Spreads, which have been gradually widening over the past few days, have continued to do so Monday with dealers reporting top of book spreads on FX platforms anywhere from between 2-3 pips in EUR/USD and 5-10 pips in Cable. The amounts available are also much smaller with one buy side trader reporting a spread of 50 points being quoted by an LP on what would normally be a regular amount. “A month ago the spread would have been three pips, now it could be anything,” the buy side trader says. “If you hit a decent pocket of liquidity you can get business done, but if you don’t…”

With LPs operating with a skeleton staff at physical locations, some have throttled back their pricing engines and reduced risk limits. “We are probably pricing through six channels with any consistency,” says the head of e-FX trading at a bank in London. “Although generally things are working OK, we don’t feel we can risk overloading the systems with so few staff physically on the premises. You don’t realise it until it happens, but a lot of the day-to-day working routine, managing systems, involves quite a serious technology infrastructure and that can’t be spread around two dozen private homes and three or four countries.

“There is also a struggle with private Internet lines becoming overloaded, I have had staff tell me basic things are taking longer to load at home, that’s another reason we have to be careful,” the e-FX head adds. When asked if they think matters will become worse, the source is unsure, “I think we can operate pretty well at current levels, we have reduced service levels to what we think is the basics required by our customers, but can cut further if required.”

Volumes are still pretty high in the market, sources report, however trading is more sporadic and a little slower than it may have once been. “We are seeing pockets of liquidity in the market,” says a platform source. “There is more passive interest being posted and people are more reluctant to hit top of book – you can get business done, but it is taking longer and there is more slippage.”

The changing market conditions are encouraging more customers to use passive algo strategies according to sources in that business segment. “Spreads are probably twice the historical average and edging wider as risk pricing is coming under pressure,” says the head of algo FX services at a bank in London. “That said, they are not blowing out as much as perhaps we thought they would and that’s because we are seeing more aggressive skews from LPs and customers are using passive algo strategies that allow them to capture spread and that is keeping a lid on things.

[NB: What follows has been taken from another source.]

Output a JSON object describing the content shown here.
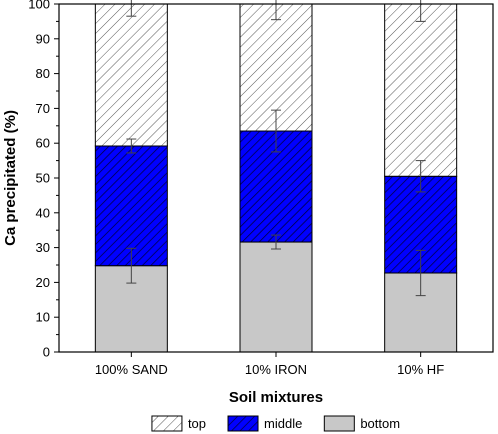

“Clients’ approaches are changing,” the algo head continues. “In low vol environments they didn’t see the point of taking on the market risk when spreads were so tight and LPs were happy to reflect that in their risk transfer pricing. Now, clients are coming back to algos as they realise that taking on a little market risk can pay off in really good spread capture.”

The good news for algo providers doesn’t come without a warning, however, for as the algo head also notes, “At the extreme ends of the volatility spectrum, algos struggle. They did in extremely low vol and they will if volatility continues to the high extreme. At the moment they are in a sweet spot, but that could change if conditions deteriorate further.”

The head of execution services at another bank is seeing the same trend, but believes customers want one critical service. “Clients are happy to use an algo to post interest and capture spread, I agree, but they are only doing so if the provider can offer the ‘get me out’ function for the balance. We have seen several clients use an algo successfully, but the conditions have worsened and they have cleared the balance by risk transfer. If an LP can’t offer that, I don’t think the clients should be trading using their algos.”

The biggest challenge on the FX market at the moment remains in emerging markets, with the e-FX head describing conditions as “truly awful”, adding, “Clients looking to trade even modest amounts are struggling, top of book – where it even exists – is in the hundreds of points wide range and one trade has an exaggerated impact. I wouldn’t be surprised if some are shut down, especially if the local government doesn’t like what is happening.”

The e-FX head points to Asia currency pairs, especially Thai baht and Indonesian rupiah, as having the worst conditions, but adds that things are also tough in more developed pairs like the South African rand and Indian rupee.

The FX market generally is coming to terms with new operating conditions, paramount amongst which, are what one source terms, “A return to 2001” in terms of spreads, liquidity levels and technological capabilities. “We know the technology infrastructure can handle multiples more than we are seeing at the moment, but players are taking a cautious approach,” the source says. “Liquidity providers are dictating market conditions at the moment, and while some customers are complaining, the majority seem to appreciate the service being provided in tough conditions. “This is going to go on for a while, we need to find a new ‘normal’ for the market,” the source adds. “Once we do that, things will settle further – there will still be price gaps and periods of illiquidity, and the market will look familiar to people who grew up trading around the turn of the century, but it will function.”